De um ponto de vista do relacionamento professor-aluno, a abordagem metodológica proposta para o Seminário de Olinda constituiu-se em “uma ruptura com os métodos educacionais da colônia que Gilberto Freyre classifica como sádicos, herdeiros da pedagogia das ‘Casas Grandes’, ao lado das ‘pedagogias’ das ‘Senzalas’ (Nogueira, 1985, p. 278) [...] Segundo Freyre, essa pedagogia sádica, “exercida dentro das casas grandes pelo patriarca, pelo tio-padre, pelo capelão, teve com a decadência do patriarcado rural seu prolongamento mais terrível nos colégios de padre e nas aulas dos mestres-régios” (Freyre, Apud Nogueira, 1985, p, 278).
O que causa uma grande curiosidade é como, de fato, aquela proposta educacional, tão ousada, fora verdadeiramente posta em prática.
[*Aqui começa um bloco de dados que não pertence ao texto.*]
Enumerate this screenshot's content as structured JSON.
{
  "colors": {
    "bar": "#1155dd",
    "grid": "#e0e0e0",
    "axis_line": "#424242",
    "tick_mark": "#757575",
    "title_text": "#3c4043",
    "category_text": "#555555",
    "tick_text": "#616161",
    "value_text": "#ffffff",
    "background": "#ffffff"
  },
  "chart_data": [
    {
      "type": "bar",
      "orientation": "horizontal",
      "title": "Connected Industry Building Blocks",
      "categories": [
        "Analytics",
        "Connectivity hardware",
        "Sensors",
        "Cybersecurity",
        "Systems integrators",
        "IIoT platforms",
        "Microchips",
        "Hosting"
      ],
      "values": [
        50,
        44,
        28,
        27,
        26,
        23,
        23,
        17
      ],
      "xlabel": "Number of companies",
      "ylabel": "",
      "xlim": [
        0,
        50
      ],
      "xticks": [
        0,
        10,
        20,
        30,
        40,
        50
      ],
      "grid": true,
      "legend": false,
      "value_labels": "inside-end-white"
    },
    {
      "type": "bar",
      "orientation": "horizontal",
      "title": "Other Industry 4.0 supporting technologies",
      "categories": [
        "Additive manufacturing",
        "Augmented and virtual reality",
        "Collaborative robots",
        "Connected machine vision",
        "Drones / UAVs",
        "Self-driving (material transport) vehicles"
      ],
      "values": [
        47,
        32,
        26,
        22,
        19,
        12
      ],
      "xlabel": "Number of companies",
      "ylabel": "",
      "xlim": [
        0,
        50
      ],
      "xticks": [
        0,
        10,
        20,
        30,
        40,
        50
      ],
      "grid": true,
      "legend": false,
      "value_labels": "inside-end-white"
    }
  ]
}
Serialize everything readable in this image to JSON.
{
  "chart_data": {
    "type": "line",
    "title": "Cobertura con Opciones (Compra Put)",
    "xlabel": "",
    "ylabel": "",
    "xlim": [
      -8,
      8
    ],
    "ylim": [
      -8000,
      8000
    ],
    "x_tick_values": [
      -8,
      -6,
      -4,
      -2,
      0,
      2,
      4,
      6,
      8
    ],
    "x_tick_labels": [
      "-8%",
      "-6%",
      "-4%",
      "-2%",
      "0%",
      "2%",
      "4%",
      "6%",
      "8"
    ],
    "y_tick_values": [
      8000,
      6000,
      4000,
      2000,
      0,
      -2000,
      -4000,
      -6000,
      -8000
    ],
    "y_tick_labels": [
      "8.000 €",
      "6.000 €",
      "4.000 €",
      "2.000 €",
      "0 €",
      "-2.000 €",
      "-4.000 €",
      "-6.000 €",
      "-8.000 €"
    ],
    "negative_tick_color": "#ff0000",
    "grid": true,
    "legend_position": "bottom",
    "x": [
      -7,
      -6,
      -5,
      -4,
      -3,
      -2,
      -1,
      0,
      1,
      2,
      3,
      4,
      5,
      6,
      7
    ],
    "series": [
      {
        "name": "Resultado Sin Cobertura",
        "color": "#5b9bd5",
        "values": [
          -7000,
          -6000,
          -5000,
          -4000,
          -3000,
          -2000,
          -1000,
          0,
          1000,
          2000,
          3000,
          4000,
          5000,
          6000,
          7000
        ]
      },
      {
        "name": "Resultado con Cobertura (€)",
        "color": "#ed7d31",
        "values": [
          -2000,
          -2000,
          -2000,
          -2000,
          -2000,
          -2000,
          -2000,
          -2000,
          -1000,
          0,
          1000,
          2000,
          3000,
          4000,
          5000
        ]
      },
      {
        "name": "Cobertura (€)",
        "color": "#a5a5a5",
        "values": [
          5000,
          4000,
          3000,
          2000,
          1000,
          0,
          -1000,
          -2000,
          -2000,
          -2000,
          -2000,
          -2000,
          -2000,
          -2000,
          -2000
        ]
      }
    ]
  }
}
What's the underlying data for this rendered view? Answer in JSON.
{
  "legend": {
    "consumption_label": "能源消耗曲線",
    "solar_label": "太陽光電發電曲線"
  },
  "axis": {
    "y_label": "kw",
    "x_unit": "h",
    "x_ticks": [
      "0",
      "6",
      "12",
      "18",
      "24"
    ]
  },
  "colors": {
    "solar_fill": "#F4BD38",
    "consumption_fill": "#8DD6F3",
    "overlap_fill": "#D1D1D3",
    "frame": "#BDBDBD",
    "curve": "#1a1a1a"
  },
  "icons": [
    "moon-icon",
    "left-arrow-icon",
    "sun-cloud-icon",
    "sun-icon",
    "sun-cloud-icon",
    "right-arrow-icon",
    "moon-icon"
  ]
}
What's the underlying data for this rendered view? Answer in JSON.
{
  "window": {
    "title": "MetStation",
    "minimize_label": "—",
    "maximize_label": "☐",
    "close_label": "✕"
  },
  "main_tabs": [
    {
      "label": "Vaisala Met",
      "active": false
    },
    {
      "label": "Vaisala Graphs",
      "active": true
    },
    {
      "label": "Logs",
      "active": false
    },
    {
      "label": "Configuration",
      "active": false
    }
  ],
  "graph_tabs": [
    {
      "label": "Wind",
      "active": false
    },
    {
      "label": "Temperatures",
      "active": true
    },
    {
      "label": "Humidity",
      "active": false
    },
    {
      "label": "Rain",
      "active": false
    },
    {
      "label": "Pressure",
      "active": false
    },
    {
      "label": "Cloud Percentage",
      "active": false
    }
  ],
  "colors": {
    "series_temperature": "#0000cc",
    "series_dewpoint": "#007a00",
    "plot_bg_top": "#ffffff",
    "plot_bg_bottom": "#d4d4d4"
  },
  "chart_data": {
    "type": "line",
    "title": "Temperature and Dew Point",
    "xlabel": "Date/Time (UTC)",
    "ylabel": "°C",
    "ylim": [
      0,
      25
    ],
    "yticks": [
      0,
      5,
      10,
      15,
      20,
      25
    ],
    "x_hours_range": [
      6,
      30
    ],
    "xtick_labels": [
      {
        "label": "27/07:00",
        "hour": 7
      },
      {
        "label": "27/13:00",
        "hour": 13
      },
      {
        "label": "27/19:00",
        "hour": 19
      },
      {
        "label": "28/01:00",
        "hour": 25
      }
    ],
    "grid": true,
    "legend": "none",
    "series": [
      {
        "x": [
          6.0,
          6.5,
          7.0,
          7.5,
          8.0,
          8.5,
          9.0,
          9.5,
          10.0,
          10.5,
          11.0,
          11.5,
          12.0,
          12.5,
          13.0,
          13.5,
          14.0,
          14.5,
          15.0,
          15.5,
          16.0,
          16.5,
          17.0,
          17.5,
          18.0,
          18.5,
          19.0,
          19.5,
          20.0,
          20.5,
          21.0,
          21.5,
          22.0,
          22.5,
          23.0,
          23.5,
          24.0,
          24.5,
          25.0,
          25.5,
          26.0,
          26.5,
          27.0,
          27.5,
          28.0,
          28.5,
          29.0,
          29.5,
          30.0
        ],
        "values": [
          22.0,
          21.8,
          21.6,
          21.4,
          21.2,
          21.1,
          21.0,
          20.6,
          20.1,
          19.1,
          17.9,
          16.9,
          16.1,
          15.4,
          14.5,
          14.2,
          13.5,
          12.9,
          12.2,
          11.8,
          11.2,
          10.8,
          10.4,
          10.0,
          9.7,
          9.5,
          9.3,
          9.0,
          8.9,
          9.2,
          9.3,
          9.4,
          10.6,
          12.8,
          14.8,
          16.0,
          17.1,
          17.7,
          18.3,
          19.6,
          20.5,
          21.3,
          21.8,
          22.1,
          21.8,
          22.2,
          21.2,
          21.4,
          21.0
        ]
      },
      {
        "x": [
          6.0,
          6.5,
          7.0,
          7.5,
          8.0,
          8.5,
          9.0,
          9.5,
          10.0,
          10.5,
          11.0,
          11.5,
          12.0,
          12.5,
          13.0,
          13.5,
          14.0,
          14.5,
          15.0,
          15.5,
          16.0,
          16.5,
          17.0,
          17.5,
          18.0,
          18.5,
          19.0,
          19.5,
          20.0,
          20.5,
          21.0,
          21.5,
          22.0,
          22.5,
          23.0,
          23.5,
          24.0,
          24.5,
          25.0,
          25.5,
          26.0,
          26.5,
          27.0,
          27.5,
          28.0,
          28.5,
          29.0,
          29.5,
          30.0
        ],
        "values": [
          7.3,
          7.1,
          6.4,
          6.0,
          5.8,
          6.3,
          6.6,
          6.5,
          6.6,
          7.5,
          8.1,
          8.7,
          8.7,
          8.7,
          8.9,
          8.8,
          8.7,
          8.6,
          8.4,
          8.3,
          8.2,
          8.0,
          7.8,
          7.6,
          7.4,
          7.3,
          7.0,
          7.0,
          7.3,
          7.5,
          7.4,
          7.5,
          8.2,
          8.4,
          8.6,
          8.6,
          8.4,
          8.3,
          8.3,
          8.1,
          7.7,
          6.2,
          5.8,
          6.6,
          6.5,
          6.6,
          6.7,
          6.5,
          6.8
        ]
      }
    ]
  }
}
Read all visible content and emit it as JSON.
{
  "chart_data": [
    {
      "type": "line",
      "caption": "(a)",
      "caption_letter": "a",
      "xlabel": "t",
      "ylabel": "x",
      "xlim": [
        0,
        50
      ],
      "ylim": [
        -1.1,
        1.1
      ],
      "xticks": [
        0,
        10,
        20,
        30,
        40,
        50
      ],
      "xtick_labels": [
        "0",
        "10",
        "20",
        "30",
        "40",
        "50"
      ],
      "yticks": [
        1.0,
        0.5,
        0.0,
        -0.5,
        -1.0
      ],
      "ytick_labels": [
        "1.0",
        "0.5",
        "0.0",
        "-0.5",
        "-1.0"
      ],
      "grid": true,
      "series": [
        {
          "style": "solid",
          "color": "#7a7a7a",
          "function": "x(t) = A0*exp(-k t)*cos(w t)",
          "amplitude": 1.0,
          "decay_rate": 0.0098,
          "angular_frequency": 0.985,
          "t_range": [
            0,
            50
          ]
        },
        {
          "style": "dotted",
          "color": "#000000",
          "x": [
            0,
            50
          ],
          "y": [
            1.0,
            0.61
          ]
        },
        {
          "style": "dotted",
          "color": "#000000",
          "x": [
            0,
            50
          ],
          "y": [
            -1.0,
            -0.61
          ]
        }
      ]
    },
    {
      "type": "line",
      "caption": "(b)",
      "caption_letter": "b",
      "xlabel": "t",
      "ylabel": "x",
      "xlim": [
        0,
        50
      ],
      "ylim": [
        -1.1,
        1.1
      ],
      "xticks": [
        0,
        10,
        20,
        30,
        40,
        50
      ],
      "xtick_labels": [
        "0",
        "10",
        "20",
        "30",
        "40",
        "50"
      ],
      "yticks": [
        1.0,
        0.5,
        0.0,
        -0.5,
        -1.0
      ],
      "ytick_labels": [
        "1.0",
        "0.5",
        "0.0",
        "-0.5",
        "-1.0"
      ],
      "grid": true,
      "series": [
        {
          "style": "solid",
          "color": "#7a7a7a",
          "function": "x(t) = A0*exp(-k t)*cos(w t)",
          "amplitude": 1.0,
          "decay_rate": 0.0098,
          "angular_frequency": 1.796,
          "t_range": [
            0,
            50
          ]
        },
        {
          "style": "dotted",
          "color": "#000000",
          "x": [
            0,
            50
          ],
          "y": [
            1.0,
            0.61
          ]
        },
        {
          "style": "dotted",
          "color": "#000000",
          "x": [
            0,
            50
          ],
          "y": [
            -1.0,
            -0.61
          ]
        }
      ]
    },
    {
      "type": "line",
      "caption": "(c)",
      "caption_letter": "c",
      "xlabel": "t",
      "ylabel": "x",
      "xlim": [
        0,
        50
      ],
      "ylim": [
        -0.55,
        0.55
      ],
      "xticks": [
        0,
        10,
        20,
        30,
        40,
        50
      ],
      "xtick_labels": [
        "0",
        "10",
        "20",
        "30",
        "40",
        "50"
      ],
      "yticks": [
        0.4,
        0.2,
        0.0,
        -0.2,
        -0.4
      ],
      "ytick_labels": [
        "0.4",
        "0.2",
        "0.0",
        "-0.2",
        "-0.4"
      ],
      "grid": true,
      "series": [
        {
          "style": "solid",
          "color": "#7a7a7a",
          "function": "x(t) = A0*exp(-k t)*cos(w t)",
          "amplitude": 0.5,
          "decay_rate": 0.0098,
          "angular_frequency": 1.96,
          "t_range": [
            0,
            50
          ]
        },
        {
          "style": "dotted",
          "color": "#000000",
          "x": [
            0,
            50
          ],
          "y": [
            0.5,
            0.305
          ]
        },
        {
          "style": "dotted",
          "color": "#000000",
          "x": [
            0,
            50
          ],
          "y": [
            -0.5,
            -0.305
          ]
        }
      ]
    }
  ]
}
O certo é que muitos dos que por ali passaram, tornaram-se grandes homens; atingindo uma visão de mundo diferenciada e não pretendida pelo seu também diretor de estudos, o Bispo D. Azeredo Coutinho: assumiram uma visão de mundo patriótica e libertadora, só que esta pátria era o Brasil, o lugar onde eles nasceram.
Referências Bibliográficas
ALVES, P. O Seminário de Olinda, In: Lopes, E., Faria Filho, L. & Veiga, C. 500 Anos da Educação no Brasil, Belo Horizonte, Autêntica. 2000.
CALAFATE, P. Filosofia Portuguesa: Sob o Signo das Luzes Instituto Camões. 1998. http://www.instituto-camoes.pt/bases/filosofia/signoluzes.htm Acessado em 20/08/2001.
COUTINHO, A. Estatutos do Seminário Episcopal de N. S. da Graça da Cidade Olinda de Pernambuco, 1789, reedição IN: NOGUEIRA, S. O Seminário de Olinda e seu Fundador o Bispo Azeredo Coutinho, Coleção Pernambucana, Vol XIX, FUNDARPE/Governo de Pernambuco, Recife, 1985.
NOGUEIRA, S. O Seminário de Olinda e seu Fundador o Bispo Azeredo Coutinho, Coleção Pernambucana, Vol XIX, FUNDARPE/Governo de Pernambuco, Recife, 1985.
SANCHES, R. Cartas Sobre a Educação da Mocidade. 1759, reedição (Textos Selectos) Colecção Portugal , No. 25, Edição Organizada por Joaquim Ferreira, Porto, Editorial Domingos Barreira, s.d.
VERNEY, L. A. Verdadeiro Método de Estudar, 1746, reedição, Coleção de Clássicos Sá da Costa, Edição Organizada por António Salgado Júnior, Vol. 3 – Estudos Filosóficos, Lisboa, Livraria Sá da Costa Editora, 1949.